Charter's Mega Merger Results In Higher Prices, Slower Speeds, And Worse Customer Support Than Ever
from the meet-the-new-boss dept
When Charter pitched its $79 billion acquisition of Time Warner Cable and Bright House Networks, the company promised an absolute ocean of improvements for customers, including better broadband speeds, improved cable boxes and new jobs. After blocking Comcast’s own merger attempt of these companies, regulators bought into this promise, approving the merger but banning the cable company from imposing usage caps, charging Netflix steep interconnection fees, or otherwise trampling net neutrality (even if the FCC’s rules are gutted by the incoming administration).
But, even with these conditions, it’s becoming apparent to many customers that the already shaky service they had under Time Warner Cable and Bright House Networks is actually getting worse. Charter apparently doesn’t believe in offering customer support via alternative methods, so it has eliminated most of the alternative customer support offered via social media and third party forums. Despite promising broadband speed upgrades, the company has also frozen the upgrades that had been taking place at the acquired companies.

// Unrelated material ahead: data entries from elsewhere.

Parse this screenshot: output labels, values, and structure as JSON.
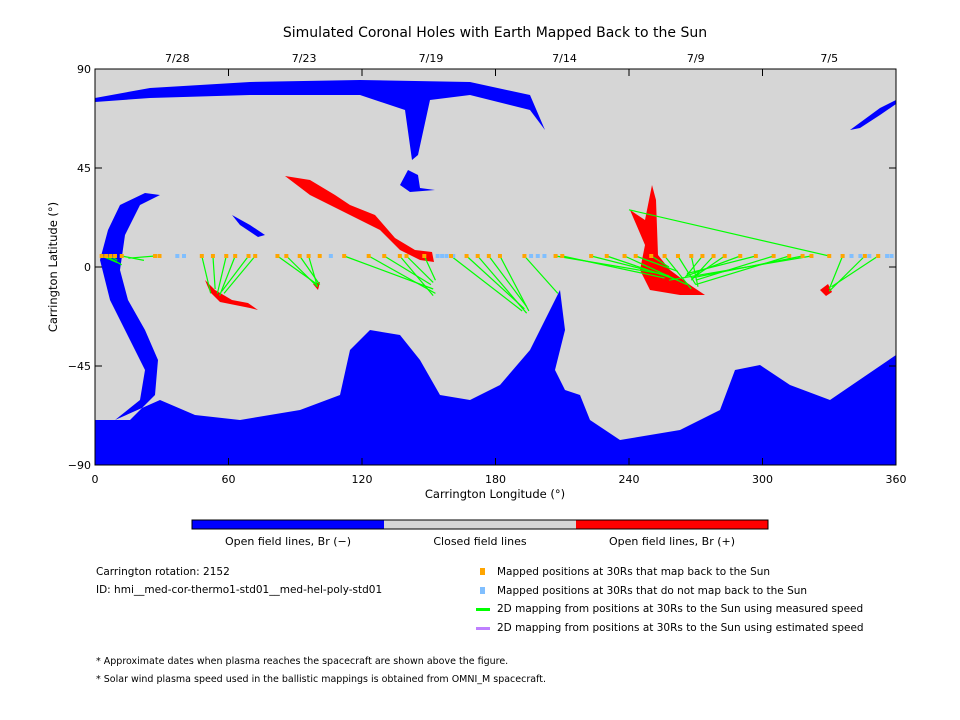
{
  "chart_data": {
    "type": "scatter",
    "title": "Simulated Coronal Holes with Earth Mapped Back to the Sun",
    "xlabel": "Carrington Longitude (°)",
    "ylabel": "Carrington Latitude (°)",
    "xlim": [
      0,
      360
    ],
    "ylim": [
      -90,
      90
    ],
    "xticks": [
      "0",
      "60",
      "120",
      "180",
      "240",
      "300",
      "360"
    ],
    "yticks": [
      "90",
      "45",
      "0",
      "−45",
      "−90"
    ],
    "date_ticks": [
      {
        "lon": 37,
        "label": "7/28"
      },
      {
        "lon": 94,
        "label": "7/23"
      },
      {
        "lon": 151,
        "label": "7/19"
      },
      {
        "lon": 211,
        "label": "7/14"
      },
      {
        "lon": 270,
        "label": "7/9"
      },
      {
        "lon": 330,
        "label": "7/5"
      }
    ],
    "mapped_back_lon": [
      3,
      5,
      7,
      9,
      12,
      27,
      29,
      48,
      53,
      59,
      63,
      69,
      72,
      82,
      86,
      92,
      96,
      101,
      112,
      123,
      130,
      137,
      140,
      148,
      160,
      167,
      172,
      177,
      182,
      193,
      207,
      210,
      223,
      230,
      238,
      243,
      250,
      256,
      262,
      268,
      273,
      278,
      283,
      290,
      297,
      305,
      312,
      318,
      322,
      330,
      336,
      346,
      352
    ],
    "not_mapped_lon": [
      37,
      40,
      106,
      154,
      156,
      158,
      161,
      196,
      199,
      202,
      207,
      336,
      340,
      344,
      348,
      352,
      356,
      358
    ],
    "points_lat": 5,
    "measured_mappings": [
      [
        3,
        5,
        10,
        2
      ],
      [
        5,
        5,
        12,
        1
      ],
      [
        7,
        5,
        10,
        3
      ],
      [
        12,
        5,
        22,
        3
      ],
      [
        27,
        5,
        15,
        4
      ],
      [
        48,
        5,
        52,
        -12
      ],
      [
        53,
        5,
        54,
        -10
      ],
      [
        59,
        5,
        55,
        -12
      ],
      [
        63,
        5,
        56,
        -13
      ],
      [
        69,
        5,
        57,
        -11
      ],
      [
        72,
        5,
        58,
        -12
      ],
      [
        82,
        5,
        100,
        -8
      ],
      [
        86,
        5,
        100,
        -9
      ],
      [
        92,
        5,
        101,
        -8
      ],
      [
        96,
        5,
        100,
        -9
      ],
      [
        112,
        5,
        152,
        -10
      ],
      [
        123,
        5,
        153,
        -12
      ],
      [
        130,
        5,
        151,
        -8
      ],
      [
        137,
        5,
        152,
        -13
      ],
      [
        140,
        5,
        152,
        -7
      ],
      [
        148,
        5,
        153,
        -6
      ],
      [
        160,
        5,
        192,
        -20
      ],
      [
        167,
        5,
        193,
        -19
      ],
      [
        172,
        5,
        194,
        -21
      ],
      [
        177,
        5,
        194,
        -18
      ],
      [
        182,
        5,
        195,
        -20
      ],
      [
        193,
        5,
        208,
        -12
      ],
      [
        207,
        5,
        254,
        -3
      ],
      [
        210,
        5,
        256,
        -5
      ],
      [
        223,
        5,
        258,
        -4
      ],
      [
        230,
        5,
        262,
        -6
      ],
      [
        238,
        5,
        266,
        -8
      ],
      [
        243,
        5,
        262,
        -2
      ],
      [
        250,
        5,
        258,
        0
      ],
      [
        256,
        5,
        268,
        -10
      ],
      [
        262,
        5,
        270,
        -8
      ],
      [
        268,
        5,
        271,
        -9
      ],
      [
        273,
        5,
        265,
        -5
      ],
      [
        278,
        5,
        268,
        -6
      ],
      [
        283,
        5,
        270,
        -4
      ],
      [
        290,
        5,
        266,
        -4
      ],
      [
        297,
        5,
        266,
        -3
      ],
      [
        305,
        5,
        270,
        -6
      ],
      [
        312,
        5,
        270,
        -8
      ],
      [
        318,
        5,
        268,
        -5
      ],
      [
        322,
        5,
        258,
        -6
      ],
      [
        330,
        5,
        240,
        26
      ],
      [
        336,
        5,
        330,
        -10
      ],
      [
        346,
        5,
        330,
        -11
      ],
      [
        352,
        5,
        331,
        -9
      ]
    ],
    "estimated_mappings": []
  },
  "colorbar": {
    "labels": [
      "Open field lines, Br (−)",
      "Closed field lines",
      "Open field lines, Br (+)"
    ],
    "colors": [
      "#0000ff",
      "#d6d6d6",
      "#ff0000"
    ]
  },
  "info": {
    "rotation": "Carrington rotation: 2152",
    "id": "ID: hmi__med-cor-thermo1-std01__med-hel-poly-std01"
  },
  "legend": [
    {
      "label": "Mapped positions at 30Rs that map back to the Sun",
      "color": "#ffa500",
      "kind": "square"
    },
    {
      "label": "Mapped positions at 30Rs that do not map back to the Sun",
      "color": "#80bfff",
      "kind": "square"
    },
    {
      "label": "2D mapping from positions at 30Rs to the Sun using measured speed",
      "color": "#00ff00",
      "kind": "line"
    },
    {
      "label": "2D mapping from positions at 30Rs to the Sun using estimated speed",
      "color": "#bf80ff",
      "kind": "line"
    }
  ],
  "notes": [
    "* Approximate dates when plasma reaches the spacecraft are shown above the figure.",
    "* Solar wind plasma speed used in the ballistic mappings is obtained from OMNI_M spacecraft."
  ]
}
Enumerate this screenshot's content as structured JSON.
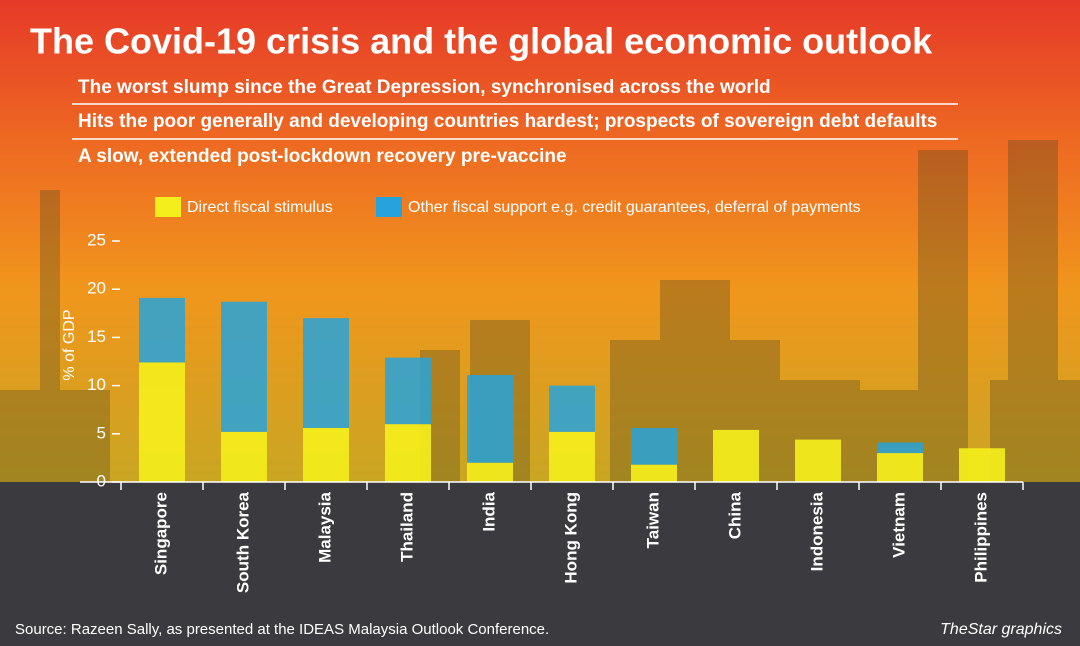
{
  "chart_data": {
    "type": "stacked_bar",
    "title": "The Covid-19 crisis and the global economic outlook",
    "subtitles": [
      "The worst slump since the Great Depression, synchronised across the world",
      "Hits the poor generally and developing countries hardest; prospects of sovereign debt defaults",
      "A slow, extended post-lockdown recovery pre-vaccine"
    ],
    "y_label": "% of GDP",
    "categories": [
      "Singapore",
      "South Korea",
      "Malaysia",
      "Thailand",
      "India",
      "Hong Kong",
      "Taiwan",
      "China",
      "Indonesia",
      "Vietnam",
      "Philippines"
    ],
    "series": [
      {
        "name": "Direct fiscal stimulus",
        "color": "#f4ee1c",
        "values": [
          12.4,
          5.2,
          5.6,
          6.0,
          2.0,
          5.2,
          1.8,
          5.4,
          4.4,
          3.0,
          3.5
        ]
      },
      {
        "name": "Other fiscal support e.g. credit guarantees, deferral of payments",
        "color": "#27a3dc",
        "values": [
          6.7,
          13.5,
          11.4,
          6.9,
          9.1,
          4.8,
          3.8,
          0,
          0,
          1.1,
          0
        ]
      }
    ],
    "ylim": [
      0,
      25
    ],
    "yticks": [
      0,
      5,
      10,
      15,
      20,
      25
    ],
    "source": "Source: Razeen Sally, as presented at the IDEAS Malaysia Outlook Conference.",
    "credit": "TheStar graphics"
  }
}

This week, Charter formally applied its branding to acquired Time Warner Cable and Bright House markets. To introduce itself to its new customers, Charter got right to work post merger jacking up the price of service as customers’ long-term contracts expire, with an apparent unwillingness to offer any new promotions:
(One customer) told me he?d been paying Time Warner about $140 a month for TV, phone and Internet service. But now that Spectrum had reared its head, his bill had shot up to $162. ?I guess they?re trying to get their $8 billion back as quickly as possible,? Cohen, 74, said, referring to the fat bag of cash Time Warner Cable paid to be the exclusive distributor of Dodgers games.
Charter CEO Tom Rutledge insists that these freshly-acquired customers were “mispriced” and that offering promotions is a dead end game. None of this should be surprising. In telecom, where last-mile competition is little more than a pipe dream, larger mergers and acquisitions almost always result in higher prices, worse service, and job losses. Yet for obvious reasons, state and federal regulators are consistently intent on letting these companies grow larger and more apathetic, and ignoring the negative repercussions of these decisions as if they never happened.
Here’s the real problem: despite the hype surrounding efforts like Google Fiber, the broadband market is about to get even worse for tens of millions of consumers, thanks, in part, to this consolidation.
AT&T and Verizon have given up on millions of DSL customers they don’t want to upgrade, and have shifted their focus to media and advertising. Smaller telcos like Windstream, Frontier and CenturyLink don’t want to pay to upgrade their DSL lines either, in many areas, and are shifting to enterprise services. So as cable giants consolidate, DSL competitors dwindle, and we move toward a new era of hamstringing regulators that oversee the telecom market, cable’s monopoly will grow stronger, and the incentive to provide quality service at low prices will be less than ever before.